Kavli Affiliate: Stuart Marshall
| First 5 Authors: Alex Broughton, Yousuke Utsumi, Andrés Plazas Malagón, Christopher Waters, Craig Lage
| Summary:
Thick, fully depleted charge-coupled devices (CCDs) are known to exhibit
non-linear behavior at high signal levels due to the dynamic behavior of
charges collecting in the potential wells of pixels, called the brighter-fatter
effect (BFE). This particularly impacts bright calibration stars, which appear
larger than their intrinsic shape, creating a flux-dependent point-spread
function (PSF) that if left unmitigated, could make up a large fraction of the
error budget in Stage IV weak-lensing (WL) surveys such as the Legacy Survey of
Space and Time (LSST). In this paper, we analyze image measurements of flat
fields and artificial stars taken at different illumination levels with the
LSST Camera (LSSTCam) at SLAC National Accelerator Laboratory in order to
quantify this effect in the LSST Camera before and after a previously
introduced correction technique.

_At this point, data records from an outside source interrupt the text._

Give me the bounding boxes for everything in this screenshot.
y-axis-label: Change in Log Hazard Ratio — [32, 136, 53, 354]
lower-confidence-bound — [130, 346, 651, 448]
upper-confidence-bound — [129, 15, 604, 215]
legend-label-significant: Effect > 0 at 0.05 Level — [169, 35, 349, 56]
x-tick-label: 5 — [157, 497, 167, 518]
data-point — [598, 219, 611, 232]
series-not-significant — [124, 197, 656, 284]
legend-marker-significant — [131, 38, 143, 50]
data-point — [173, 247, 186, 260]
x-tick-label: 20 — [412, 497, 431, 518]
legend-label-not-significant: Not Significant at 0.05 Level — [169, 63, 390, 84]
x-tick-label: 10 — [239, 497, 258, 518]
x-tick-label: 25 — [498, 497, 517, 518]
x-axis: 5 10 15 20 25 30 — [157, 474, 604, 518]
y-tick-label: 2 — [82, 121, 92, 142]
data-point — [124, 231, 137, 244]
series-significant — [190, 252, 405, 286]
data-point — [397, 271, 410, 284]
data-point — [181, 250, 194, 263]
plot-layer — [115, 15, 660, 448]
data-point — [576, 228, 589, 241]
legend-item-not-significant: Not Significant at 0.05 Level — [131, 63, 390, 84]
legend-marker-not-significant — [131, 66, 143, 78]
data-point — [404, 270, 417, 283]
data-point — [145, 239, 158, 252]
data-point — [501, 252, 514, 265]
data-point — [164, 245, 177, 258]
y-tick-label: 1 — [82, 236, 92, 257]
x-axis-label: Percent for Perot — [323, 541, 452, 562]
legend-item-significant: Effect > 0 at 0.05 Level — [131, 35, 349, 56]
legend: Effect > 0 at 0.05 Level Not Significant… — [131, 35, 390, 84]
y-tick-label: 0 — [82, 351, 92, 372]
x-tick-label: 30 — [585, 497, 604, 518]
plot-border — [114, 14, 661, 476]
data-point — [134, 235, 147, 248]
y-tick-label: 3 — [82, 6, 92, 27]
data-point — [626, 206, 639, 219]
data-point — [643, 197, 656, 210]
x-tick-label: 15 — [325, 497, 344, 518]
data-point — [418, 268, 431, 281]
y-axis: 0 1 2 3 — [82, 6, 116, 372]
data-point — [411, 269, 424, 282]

We observe that the BFE evolves
anisotropically as a function of flux due to higher-order BFEs, which violates
the fundamental assumption of this correction method. We then introduce a new
sampling method based on a physically motivated model to account these
higher-order terms in the correction, and then we test the modified correction
on both datasets. We find that the new method corrects the effect in flat
fields better than it corrects the effect in artificial stars which we conclude
is the result of a unmodeled curl component of the deflection field by the
correction. We use these results to define a new metric for the full-well
capacity of our sensors and advise image processing strategies to further limit
the impact of the effect on LSST WL science pathways.